# Homework Help: Matrices simple question

1. Jun 5, 2012

### synkk

For part b:
Could anyone why it is + or - 3? I really don't understand why there would be two solutions as det|P| as it would just be the absolute value of P, meaning just +ve?

2. Jun 5, 2012

### SammyS

Staff Emeritus
It's "±" because your equation has the absolute value of the determinant of p .

3. Jun 5, 2012

### Staff: Mentor

You seem to be confusing P (the matrix) and p (a number). Uppercase and lowercase are significant here, and you seem to be ignoring the difference.

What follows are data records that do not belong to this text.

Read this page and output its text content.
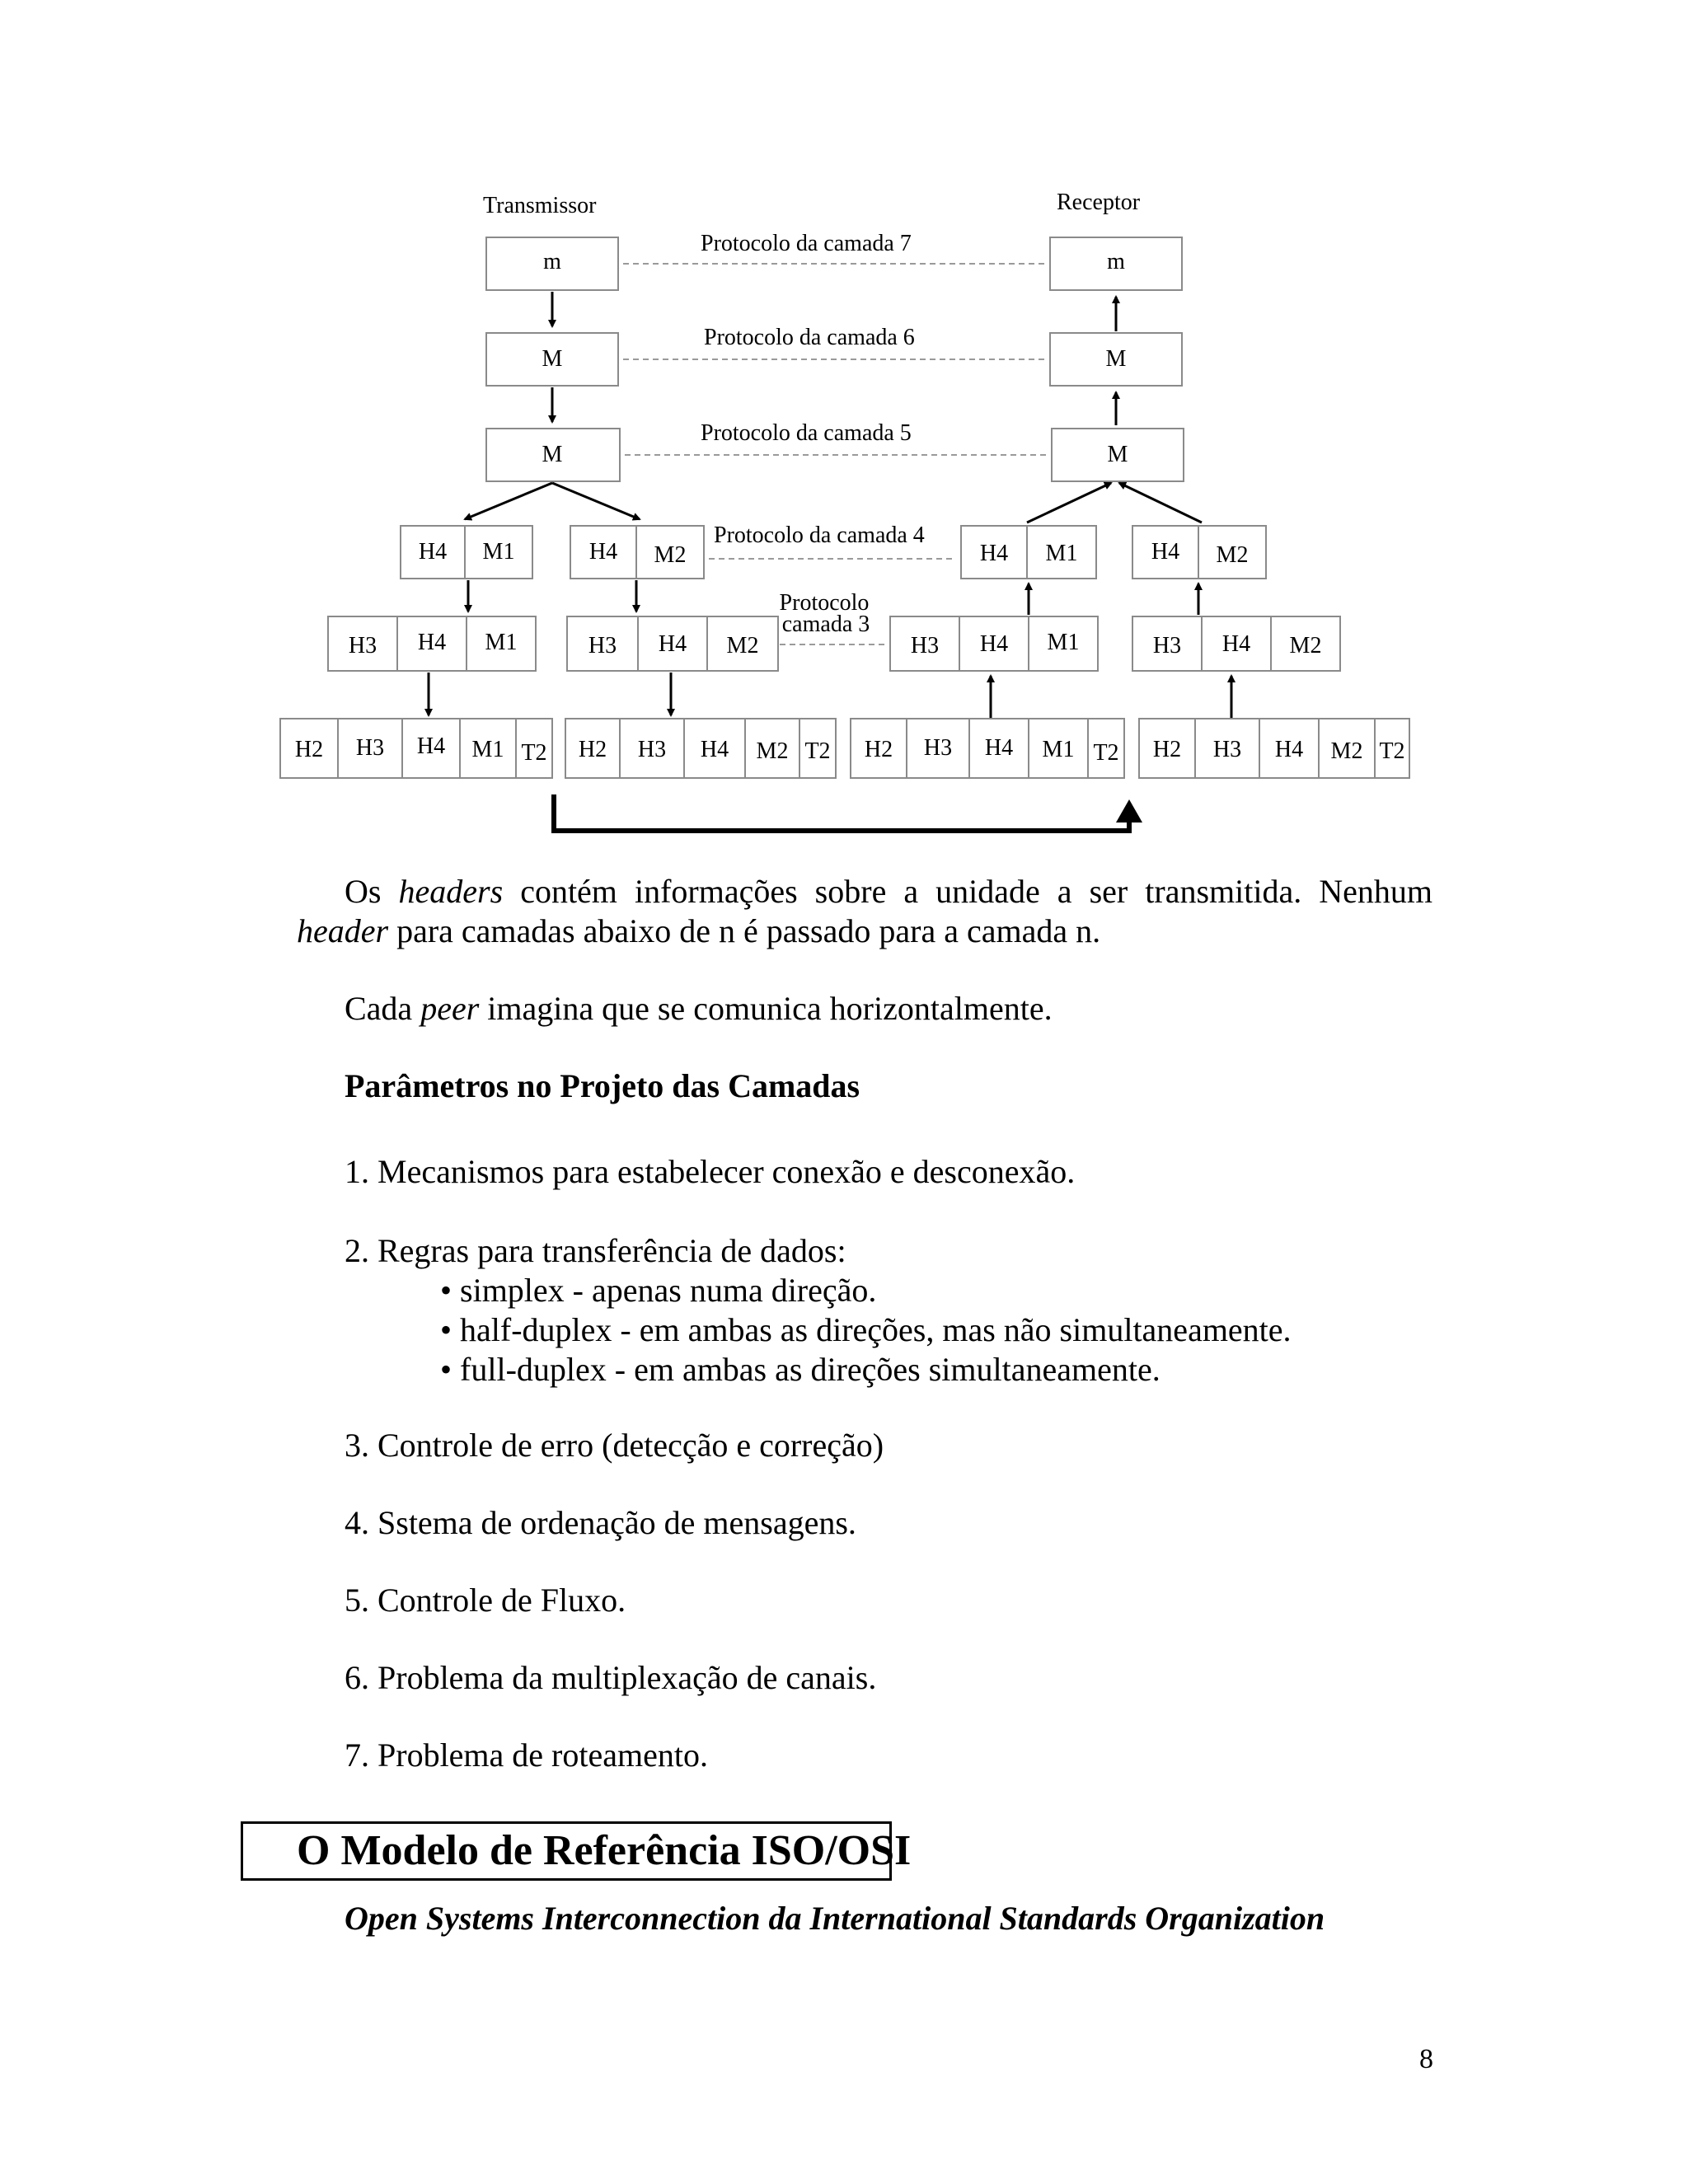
Transmissor	Receptor
m	m
Protocolo da camada 7
M	M
Protocolo da camada 6
M	M
Protocolo da camada 5
H4 M1	H4 M2	H4 M1	H4 M2
Protocolo da camada 4
H3 H4 M1	H3 H4 M2	H3 H4 M1	H3 H4 M2
Protocolo
camada 3
H2 H3 H4 M1 T2 H2 H3 H4 M2 T2 H2 H3 H4 M1 T2 H2 H3 H4 M2 T2
Os headers contém informações sobre a unidade a ser transmitida. Nenhum header para camadas abaixo de n é passado para a camada n.
Cada peer imagina que se comunica horizontalmente.
Parâmetros no Projeto das Camadas
1. Mecanismos para estabelecer conexão e desconexão.
2. Regras para transferência de dados:
• simplex - apenas numa direção.
• half-duplex - em ambas as direções, mas não simultaneamente.
• full-duplex - em ambas as direções simultaneamente.
3. Controle de erro (detecção e correção)
4. Sstema de ordenação de mensagens.
5. Controle de Fluxo.
6. Problema da multiplexação de canais.
7. Problema de roteamento.
O Modelo de Referência ISO/OSI
Open Systems Interconnection da International Standards Organization
8
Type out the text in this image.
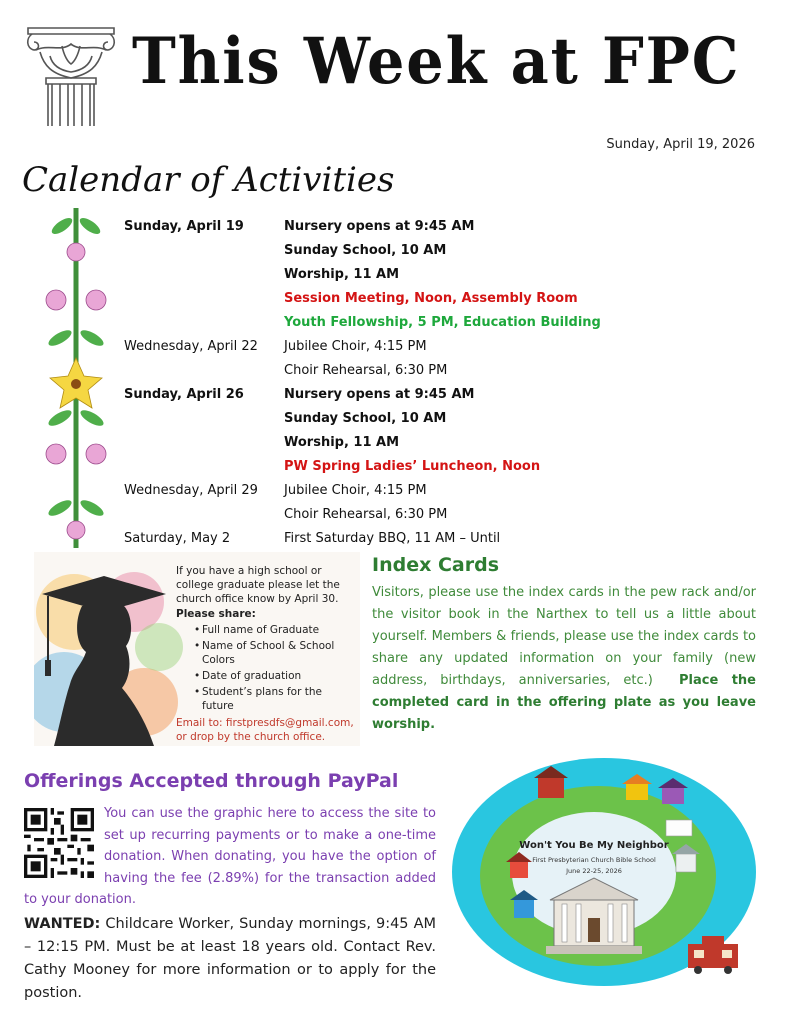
This Week at FPC
Sunday, April 19, 2026
Calendar of Activities
Sunday, April 19	Nursery opens at 9:45 AM
Sunday School, 10 AM
Worship, 11 AM
Session Meeting, Noon, Assembly Room
Youth Fellowship, 5 PM, Education Building
Wednesday, April 22	Jubilee Choir, 4:15 PM
Choir Rehearsal, 6:30 PM
Sunday, April 26	Nursery opens at 9:45 AM
Sunday School, 10 AM
Worship, 11 AM
PW Spring Ladies’ Luncheon, Noon
Wednesday, April 29	Jubilee Choir, 4:15 PM
Choir Rehearsal, 6:30 PM
Saturday, May 2	First Saturday BBQ, 11 AM – Until
If you have a high school or college graduate please let the church office know by April 30.
Please share:
• Full name of Graduate
• Name of School & School Colors
• Date of graduation
• Student’s plans for the future
Email to: firstpresdfs@gmail.com, or drop by the church office.
Index Cards
Visitors, please use the index cards in the pew rack and/or the visitor book in the Narthex to tell us a little about yourself. Members & friends, please use the index cards to share any updated information on your family (new address, birthdays, anniversaries, etc.) Place the completed card in the offering plate as you leave worship.
Offerings Accepted through PayPal
You can use the graphic here to access the site to set up recurring payments or to make a one-time donation. When donating, you have the option of having the fee (2.89%) for the transaction added to your donation.
WANTED: Childcare Worker, Sunday mornings, 9:45 AM – 12:15 PM. Must be at least 18 years old. Contact Rev. Cathy Mooney for more information or to apply for the postion.
Won't You Be My Neighbor
First Presbyterian Church Bible School
June 22-25, 2026
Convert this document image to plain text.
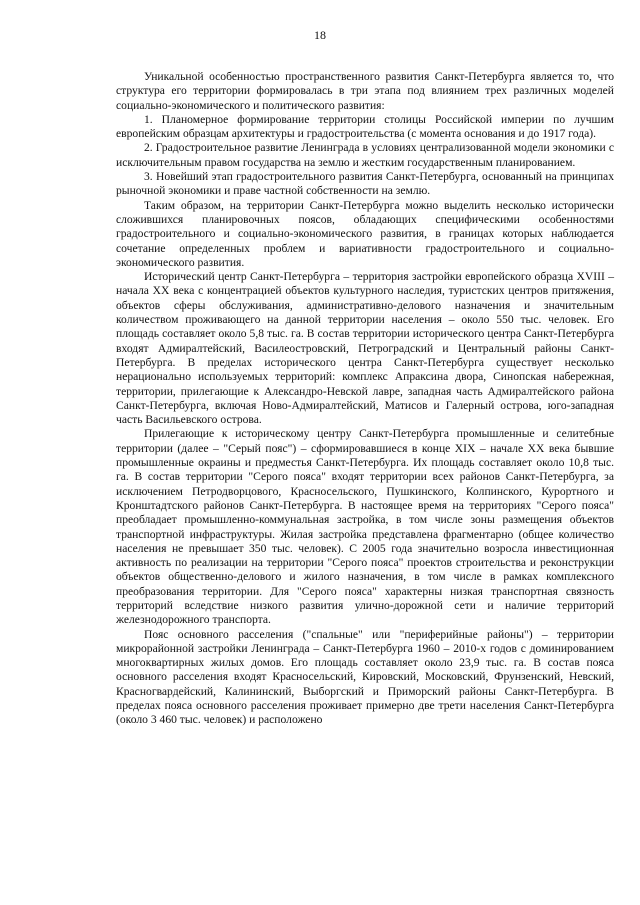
18

Уникальной особенностью пространственного развития Санкт-Петербурга является то, что структура его территории формировалась в три этапа под влиянием трех различных моделей социально-экономического и политического развития:

1. Планомерное формирование территории столицы Российской империи по лучшим европейским образцам архитектуры и градостроительства (с момента основания и до 1917 года).

2. Градостроительное развитие Ленинграда в условиях централизованной модели экономики с исключительным правом государства на землю и жестким государственным планированием.

3. Новейший этап градостроительного развития Санкт-Петербурга, основанный на принципах рыночной экономики и праве частной собственности на землю.

Таким образом, на территории Санкт-Петербурга можно выделить несколько исторически сложившихся планировочных поясов, обладающих специфическими особенностями градостроительного и социально-экономического развития, в границах которых наблюдается сочетание определенных проблем и вариативности градостроительного и социально-экономического развития.

Исторический центр Санкт-Петербурга – территория застройки европейского образца XVIII – начала XX века с концентрацией объектов культурного наследия, туристских центров притяжения, объектов сферы обслуживания, административно-делового назначения и значительным количеством проживающего на данной территории населения – около 550 тыс. человек. Его площадь составляет около 5,8 тыс. га. В состав территории исторического центра Санкт-Петербурга входят Адмиралтейский, Василеостровский, Петроградский и Центральный районы Санкт-Петербурга. В пределах исторического центра Санкт-Петербурга существует несколько нерационально используемых территорий: комплекс Апраксина двора, Синопская набережная, территории, прилегающие к Александро-Невской лавре, западная часть Адмиралтейского района Санкт-Петербурга, включая Ново-Адмиралтейский, Матисов и Галерный острова, юго-западная часть Васильевского острова.

Прилегающие к историческому центру Санкт-Петербурга промышленные и селитебные территории (далее – "Серый пояс") – сформировавшиеся в конце XIX – начале XX века бывшие промышленные окраины и предместья Санкт-Петербурга. Их площадь составляет около 10,8 тыс. га. В состав территории "Серого пояса" входят территории всех районов Санкт-Петербурга, за исключением Петродворцового, Красносельского, Пушкинского, Колпинского, Курортного и Кронштадтского районов Санкт-Петербурга. В настоящее время на территориях "Серого пояса" преобладает промышленно-коммунальная застройка, в том числе зоны размещения объектов транспортной инфраструктуры. Жилая застройка представлена фрагментарно (общее количество населения не превышает 350 тыс. человек). С 2005 года значительно возросла инвестиционная активность по реализации на территории "Серого пояса" проектов строительства и реконструкции объектов общественно-делового и жилого назначения, в том числе в рамках комплексного преобразования территории. Для "Серого пояса" характерны низкая транспортная связность территорий вследствие низкого развития улично-дорожной сети и наличие территорий железнодорожного транспорта.

Пояс основного расселения ("спальные" или "периферийные районы") – территории микрорайонной застройки Ленинграда – Санкт-Петербурга 1960 – 2010-х годов с доминированием многоквартирных жилых домов. Его площадь составляет около 23,9 тыс. га. В состав пояса основного расселения входят Красносельский, Кировский, Московский, Фрунзенский, Невский, Красногвардейский, Калининский, Выборгский и Приморский районы Санкт-Петербурга. В пределах пояса основного расселения проживает примерно две трети населения Санкт-Петербурга (около 3 460 тыс. человек) и расположено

The notation |P| doesn't mean "absolute value" of P; it is the determinant of P, also written as det(P).

What you show as |det p| makes no sense, because you're not taking the deteriminant of the number p - you want the determinant of the matrix P.

4. Jun 5, 2012

### synkk

Why?

What is shown in the OP is what the book has shown, not me.

Thanks for your input so far.

5. Jun 5, 2012

### Staff: Mentor

OK, then that's an error in the book. Apparently the author got confused between P and p.

What is written as |det p| should be written as |det P| or |det(P)|.
Since |det (P)| = 3, then det(P) = ± 3.

6. Jun 5, 2012

### SammyS

Staff Emeritus
The solution to

4|x|=12

is

x = ±3 .

Do you agree?

7. Jun 5, 2012

### synkk

No i've never learnt this before, could you explain it please?

8. Jun 5, 2012

### d2j2003

the solution to 4|x|=12 is x=±3 BECAUSE if you plug x back in it works for both 3 and -3 ie. if you only list one of these as a solution then you have not completely solved the equation.

Therefore if you have 4|det P|=12 then |det P| = 3 meaning that det P can be either 3 or -3

make sense?

9. Jun 5, 2012

### Staff: Mentor

The solutions to |y| = k, where k > 0 are y = k or y = -k.

10. Jun 6, 2012

### synkk

yes, thank you and to everyone else.